MR suppresses gastric cancer development by inhibiting GSCSs. MR decreases the methylation of RAB37, resulting in the upregulation of RAB37 expression. Additionally, regulating the miR-200b/PKCα axis indirectly increased the activity of RAB37; then, binding it to autophagy-related gene 5 (ATG5) induced the autophagy of GCSCs. MR decreases the methylation of miR-7, resulting in the upregulation of miR7 expression, leading to the inhibition of epidermal growth factor receptor (EGFR) and nuclear factor-κB (NF-κB) signaling pathways, eventually inhibiting gastric cancer invasion and metastasis. MR activates p53 signaling in GCSCs, selectively triggers apoptosis, and causes a decrease in the DNA methylation level of the miR-7-5p promoter region, thereby further promoting apoptosis in GCSCs.

Figure 5

MR improves chemotherapy efficacy in gastric cancer: MR induces the entry of cancer cells, which are trapped in the G0/G1 phase (low sensitivity to chemotherapeutic agents), into the S/G2 phase (high sensitivity to chemotherapeutic agents).
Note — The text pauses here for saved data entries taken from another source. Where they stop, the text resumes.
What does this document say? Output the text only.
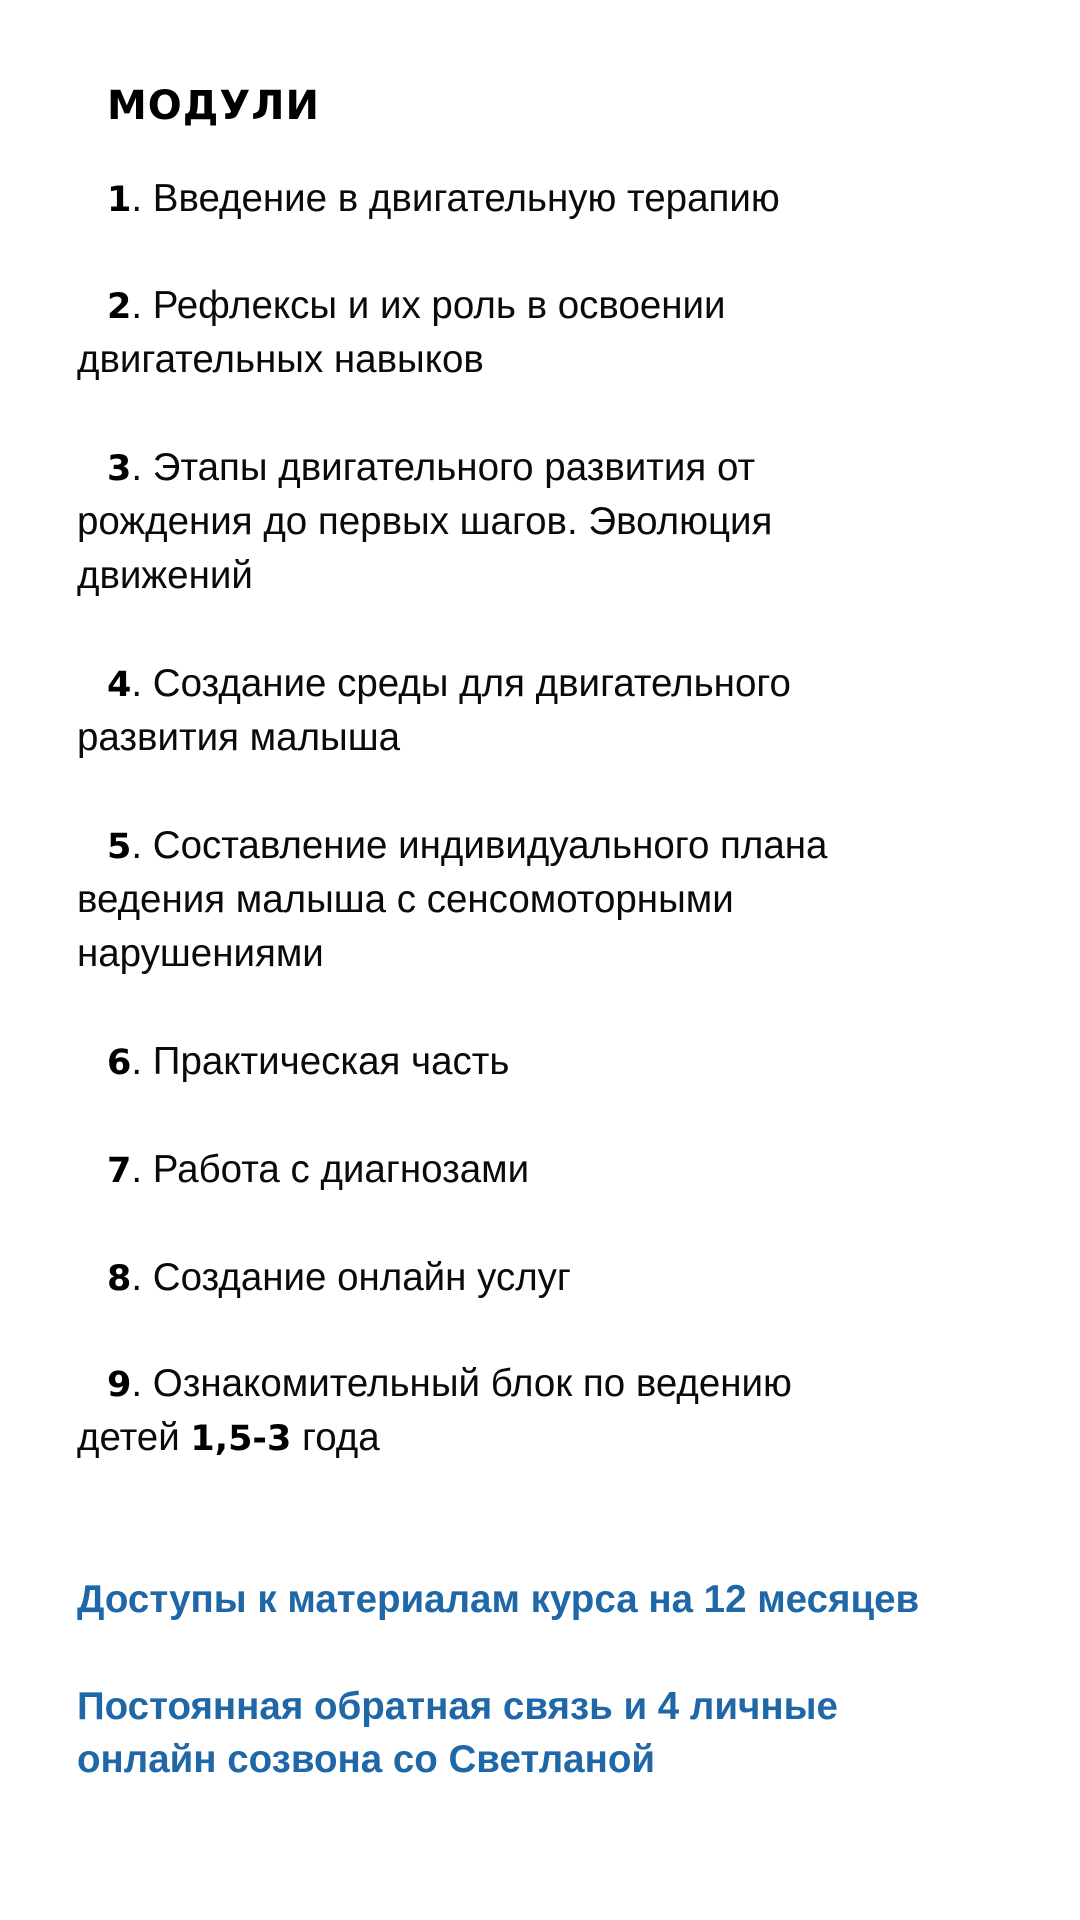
МОДУЛИ
1. Введение в двигательную терапию
2. Рефлексы и их роль в освоении
двигательных навыков
3. Этапы двигательного развития от
рождения до первых шагов. Эволюция
движений
4. Создание среды для двигательного
развития малыша
5. Составление индивидуального плана
ведения малыша с сенсомоторными
нарушениями
6. Практическая часть
7. Работа с диагнозами
8. Создание онлайн услуг
9. Ознакомительный блок по ведению
детей 1,5-3 года
Доступы к материалам курса на 12 месяцев
Постоянная обратная связь и 4 личные
онлайн созвона со Светланой
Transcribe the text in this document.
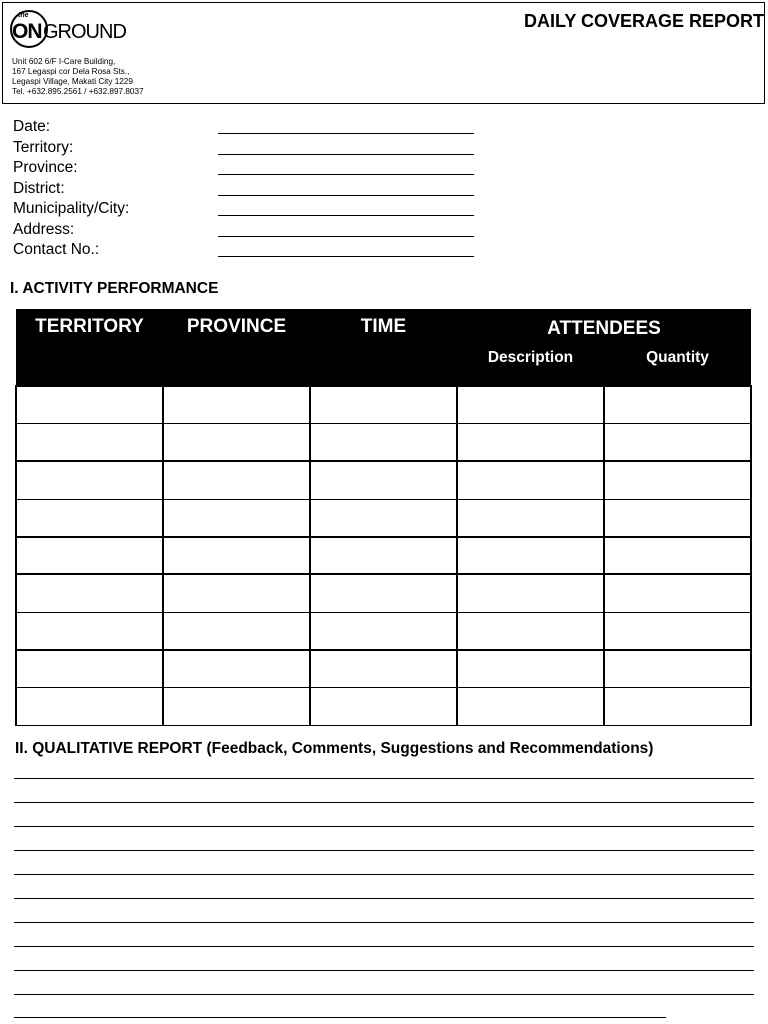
the
ON GROUND
Unit 602 6/F I-Care Building,
167 Legaspi cor Dela Rosa Sts.,
Legaspi Village, Makati City 1229
Tel. +632.895.2561 / +632.897.8037
DAILY COVERAGE REPORT
Date:
Territory:
Province:
District:
Municipality/City:
Address:
Contact No.:
I. ACTIVITY PERFORMANCE
TERRITORY	PROVINCE	TIME	ATTENDEES	
			Description	Quantity

II. QUALITATIVE REPORT (Feedback, Comments, Suggestions and Recommendations)
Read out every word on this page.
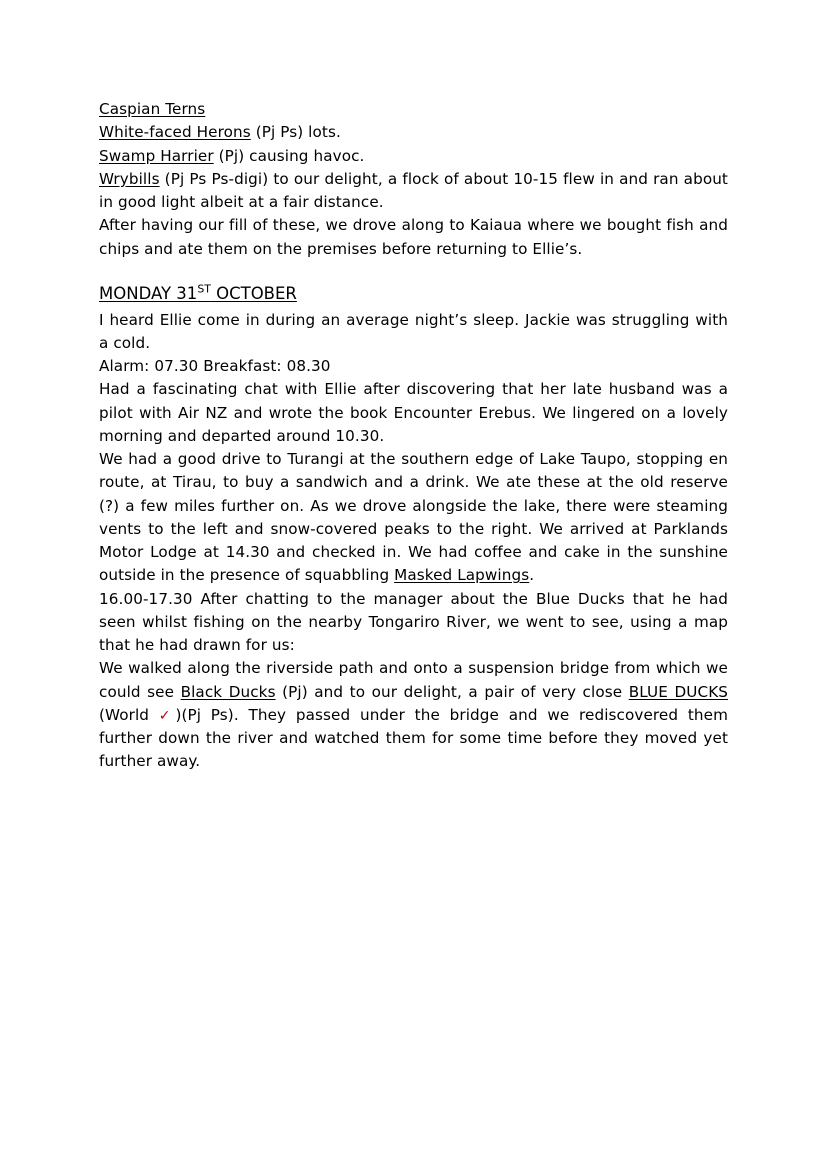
Caspian Terns

White-faced Herons (Pj Ps) lots.

Swamp Harrier (Pj) causing havoc.

Wrybills (Pj Ps Ps-digi) to our delight, a flock of about 10-15 flew in and ran about in good light albeit at a fair distance.

After having our fill of these, we drove along to Kaiaua where we bought fish and chips and ate them on the premises before returning to Ellie’s.

MONDAY 31ST OCTOBER

I heard Ellie come in during an average night’s sleep. Jackie was struggling with a cold.

Alarm: 07.30 Breakfast: 08.30

Had a fascinating chat with Ellie after discovering that her late husband was a pilot with Air NZ and wrote the book Encounter Erebus. We lingered on a lovely morning and departed around 10.30.

We had a good drive to Turangi at the southern edge of Lake Taupo, stopping en route, at Tirau, to buy a sandwich and a drink. We ate these at the old reserve (?) a few miles further on. As we drove alongside the lake, there were steaming vents to the left and snow-covered peaks to the right. We arrived at Parklands Motor Lodge at 14.30 and checked in. We had coffee and cake in the sunshine outside in the presence of squabbling Masked Lapwings.

16.00-17.30 After chatting to the manager about the Blue Ducks that he had seen whilst fishing on the nearby Tongariro River, we went to see, using a map that he had drawn for us:

We walked along the riverside path and onto a suspension bridge from which we could see Black Ducks (Pj) and to our delight, a pair of very close BLUE DUCKS (World ✓)(Pj Ps). They passed under the bridge and we rediscovered them further down the river and watched them for some time before they moved yet further away.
MR downregulates nuclear factor-κB (NF-κB), which leads to the upregulation of tumor-necrosis-factor-related apoptosis-inducing ligand (TRAIL) expression, followed by the downregulation of P-gp and the death of cancer cells; the downregulation of miR-21 expression, which further enhances the sensitivity of gastric cancer cells to cisplatin and induces the death of cancer cells; and the downregulation of NF-κB, inducing the death of cancer cells.